Never a CEL or code that has shown up.
I did a compression check, and all cylinders were excellent and within 3-5% variance.
I noticed that one MAF was reading lower than the other at idle, but under slight load, they basically balance out, but the passenger bank always reads slightly lower.
I did do a smoke test to check on any leaks from the N75 when I thought the MAF readings were off, no issues.
I did replace the check valve up front with the 034 billet version, my original was not holding as it should, but still no fix (also did suction jet pump about 2 years ago).
I did replace my diverters with the rebuild with APR R1's, I checked these and they seem to function properly.
I did check the cam chain timing/phase and they are within spec, just double checking after the new belt, chains, and tensioner shoes.
I do have solid mounts, so I expected some additional vibration, but like I mentioned, this was intermittent and now most of the time.
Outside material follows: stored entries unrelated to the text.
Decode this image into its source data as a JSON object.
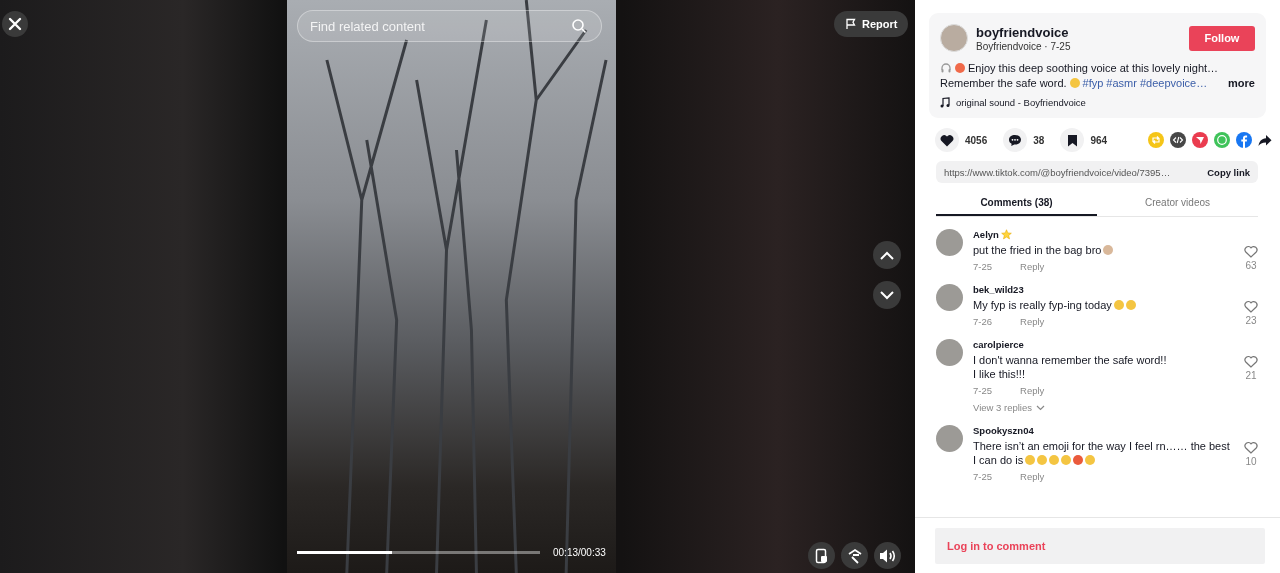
{
  "video": {
    "search": {
      "placeholder": "Find related content"
    },
    "report": "Report",
    "progress": {
      "level": 0.39
    },
    "time": "00:13/00:33"
  },
  "post": {
    "username": "boyfriendvoice",
    "nickname": "Boyfriendvoice · 7-25",
    "follow": "Follow",
    "description_line1": "Enjoy this deep soothing voice at this lovely night…",
    "description_line2": "Remember the safe word.",
    "hashtags": [
      "#fyp",
      "#asmr",
      "#deepvoice…"
    ],
    "more": "more",
    "sound": "original sound - Boyfriendvoice"
  },
  "stats": [
    {
      "kind": "like",
      "count": "4056"
    },
    {
      "kind": "comment",
      "count": "38"
    },
    {
      "kind": "save",
      "count": "964"
    }
  ],
  "share": [
    {
      "kind": "repost",
      "color": "#f5c518"
    },
    {
      "kind": "embed",
      "color": "#474747"
    },
    {
      "kind": "send",
      "color": "#ea3c4f"
    },
    {
      "kind": "whatsapp",
      "color": "#3fc35a"
    },
    {
      "kind": "facebook",
      "color": "#1877f2"
    },
    {
      "kind": "forward",
      "color": "#161823"
    }
  ],
  "link": {
    "url": "https://www.tiktok.com/@boyfriendvoice/video/7395…",
    "copy": "Copy link"
  },
  "tabs": [
    {
      "label": "Comments (38)",
      "selected": true
    },
    {
      "label": "Creator videos",
      "selected": false
    }
  ],
  "comments": [
    {
      "user": "Aelyn",
      "star": true,
      "lines": [
        "put the fried in the bag bro"
      ],
      "emojis": [
        {
          "kind": "hands"
        }
      ],
      "date": "7-25",
      "reply": "Reply",
      "likes": "63"
    },
    {
      "user": "bek_wild23",
      "star": false,
      "lines": [
        "My fyp is really fyp-ing today"
      ],
      "emojis": [
        {
          "kind": "smile"
        },
        {
          "kind": "smile"
        }
      ],
      "date": "7-26",
      "reply": "Reply",
      "likes": "23"
    },
    {
      "user": "carolpierce",
      "star": false,
      "lines": [
        "I don't wanna remember the safe word!!",
        "I like this!!!"
      ],
      "date": "7-25",
      "reply": "Reply",
      "likes": "21",
      "replies": "View 3 replies"
    },
    {
      "user": "Spookyszn04",
      "star": false,
      "lines": [
        "There isn’t an emoji for the way I feel rn…… the best",
        "I can do is"
      ],
      "emojis": [
        {
          "kind": "smile"
        },
        {
          "kind": "smile"
        },
        {
          "kind": "smile"
        },
        {
          "kind": "smile"
        },
        {
          "kind": "angry"
        },
        {
          "kind": "smile"
        }
      ],
      "date": "7-25",
      "reply": "Reply",
      "likes": "10"
    }
  ],
  "login": "Log in to comment"
}
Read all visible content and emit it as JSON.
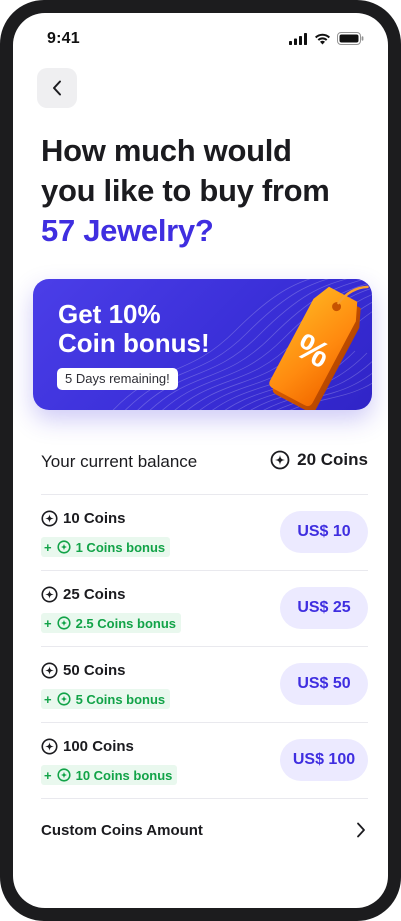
{
  "status_bar": {
    "time": "9:41"
  },
  "header": {
    "title_line1": "How much would",
    "title_line2": "you like to buy from",
    "store_name": "57 Jewelry?"
  },
  "promo": {
    "title_line1": "Get 10%",
    "title_line2": "Coin bonus!",
    "remaining": "5 Days remaining!",
    "tag_symbol": "%"
  },
  "balance": {
    "label": "Your current balance",
    "value": "20 Coins"
  },
  "packages": [
    {
      "name": "10 Coins",
      "bonus": "1 Coins bonus",
      "price": "US$ 10"
    },
    {
      "name": "25 Coins",
      "bonus": "2.5 Coins bonus",
      "price": "US$ 25"
    },
    {
      "name": "50 Coins",
      "bonus": "5 Coins bonus",
      "price": "US$ 50"
    },
    {
      "name": "100 Coins",
      "bonus": "10 Coins bonus",
      "price": "US$ 100"
    }
  ],
  "custom": {
    "label": "Custom Coins Amount"
  },
  "plus_sign": "+",
  "colors": {
    "accent": "#3f2ee0",
    "bonus_green": "#12a348",
    "price_bg": "#eceaff"
  }
}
I do notice a heavier vibration when revving up between 2200-2800 rpms and smooths out a bit over 3k while car is not moving (no driveline issues to consider).
I never turn on the radio and usually open the windows even when freezing out to be in tune with the sound and feel of the car, I'm quite in tune with it and why I immediately noticed the rough idle/vibration when it started.

So I'm somewhat at a loss...I was hoping for maybe a vacuum leak somewhere, but I can't seem to locate one. That said, would a vacuum leak cause the engine to have a vibration when revving without a load? Hoping that there is not a balance problem with the flywheel/clutch setup. Oh yeah, same vibration with clutch pedal out in neutral or depressed.

Any thoughts or specific running values to check on would be welcome!